My fellow Yale Law School alum, Stacey Abrams, will be squaring off again against the incumbent to become Governor of Georgia. She almost won four years ago. I believe she may win this time around. She organized the Fair Fight Action voter registration campaign that spearheaded the Warnock and Ossoff upset victories last year. Georgia and Pennsylvania are two battleground states. The outcome of their elections will help determine where we are headed.

Renowned scholar W.E.B. DuBois said the problem of the 20th century would be the color line. If the definition of “color line” is expanded to include post WWII anti-colonial struggles against European based imperialist powers, he was correct. I believe that the two issues of the present century will be: 1) the attempt to reverse climate change and 2) class tensions brought on by income and resource inequality.

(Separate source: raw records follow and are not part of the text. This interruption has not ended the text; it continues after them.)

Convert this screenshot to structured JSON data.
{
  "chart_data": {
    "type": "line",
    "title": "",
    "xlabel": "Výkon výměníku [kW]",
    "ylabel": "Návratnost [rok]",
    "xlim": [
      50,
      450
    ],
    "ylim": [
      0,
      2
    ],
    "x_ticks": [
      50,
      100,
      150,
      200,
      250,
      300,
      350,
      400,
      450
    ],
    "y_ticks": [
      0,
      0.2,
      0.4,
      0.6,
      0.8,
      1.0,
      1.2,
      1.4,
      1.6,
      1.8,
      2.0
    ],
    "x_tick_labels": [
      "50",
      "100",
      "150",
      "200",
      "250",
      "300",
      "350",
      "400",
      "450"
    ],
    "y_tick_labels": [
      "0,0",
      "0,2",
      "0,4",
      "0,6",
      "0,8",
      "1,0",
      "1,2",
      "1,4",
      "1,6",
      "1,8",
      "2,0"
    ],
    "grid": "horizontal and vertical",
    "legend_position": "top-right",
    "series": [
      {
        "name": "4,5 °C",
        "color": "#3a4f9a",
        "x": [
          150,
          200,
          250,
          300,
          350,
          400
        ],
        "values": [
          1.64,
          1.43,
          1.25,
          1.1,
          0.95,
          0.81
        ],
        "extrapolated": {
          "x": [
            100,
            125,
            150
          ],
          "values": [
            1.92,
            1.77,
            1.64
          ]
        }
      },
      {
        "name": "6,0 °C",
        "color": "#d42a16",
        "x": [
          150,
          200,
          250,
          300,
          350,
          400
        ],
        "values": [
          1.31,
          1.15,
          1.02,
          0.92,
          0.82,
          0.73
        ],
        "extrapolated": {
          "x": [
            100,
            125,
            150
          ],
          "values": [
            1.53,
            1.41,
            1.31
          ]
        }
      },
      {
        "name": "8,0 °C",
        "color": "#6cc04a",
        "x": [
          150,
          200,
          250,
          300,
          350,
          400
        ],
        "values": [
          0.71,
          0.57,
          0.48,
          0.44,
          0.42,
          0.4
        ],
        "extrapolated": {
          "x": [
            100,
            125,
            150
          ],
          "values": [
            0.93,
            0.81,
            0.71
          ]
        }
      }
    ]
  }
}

We have regressed greatly in income class division since the decades which began our nation. In 1820, the ratio of income between the top and bottom 20% of the world’s population was 3 to 1. By 1991 it was 86 to 1 and growing. In the year 2000 the richest 1% of the world’s population owned 40% of the global assets. The three richest people in the world possessed more financial assets than the 48 least developed nations, combined.

Here things are worse. In September 2019 the U.S. Census Bureau reported that income inequality had reached its highest level in 50 years. According to a UN study, the United States has the highest level of income inequality in the Western World. We have 40 million people living in poverty with more than half of them living in “extreme” or “absolute” poverty. Forbes Magazine found that Jeff Bezos, Warren Buffet and Bill Gates held more wealth than the entire bottom half of the U.S. population.

Walking through Atlanta at the beginning of 2022, we are impressed with the signs of economic development; skyscrapers, Tyler Perry’s new film studio (largest in the country), the coming election excitement. We are also struck by the number of homeless people panhandling, trying to survive through the holiday season. A major challenge for our new political leadership will be to provide a path to dignity for these sisters and brothers.

Roll up your sleeves folks, we have dry wall to replace.

Charles Dumas is a lifetime political activist, a professor emeritus from Penn State, and was the Democratic Party’s nominee for U.S. Congress in 2012. He lives with his partner and wife of 50 years in State College.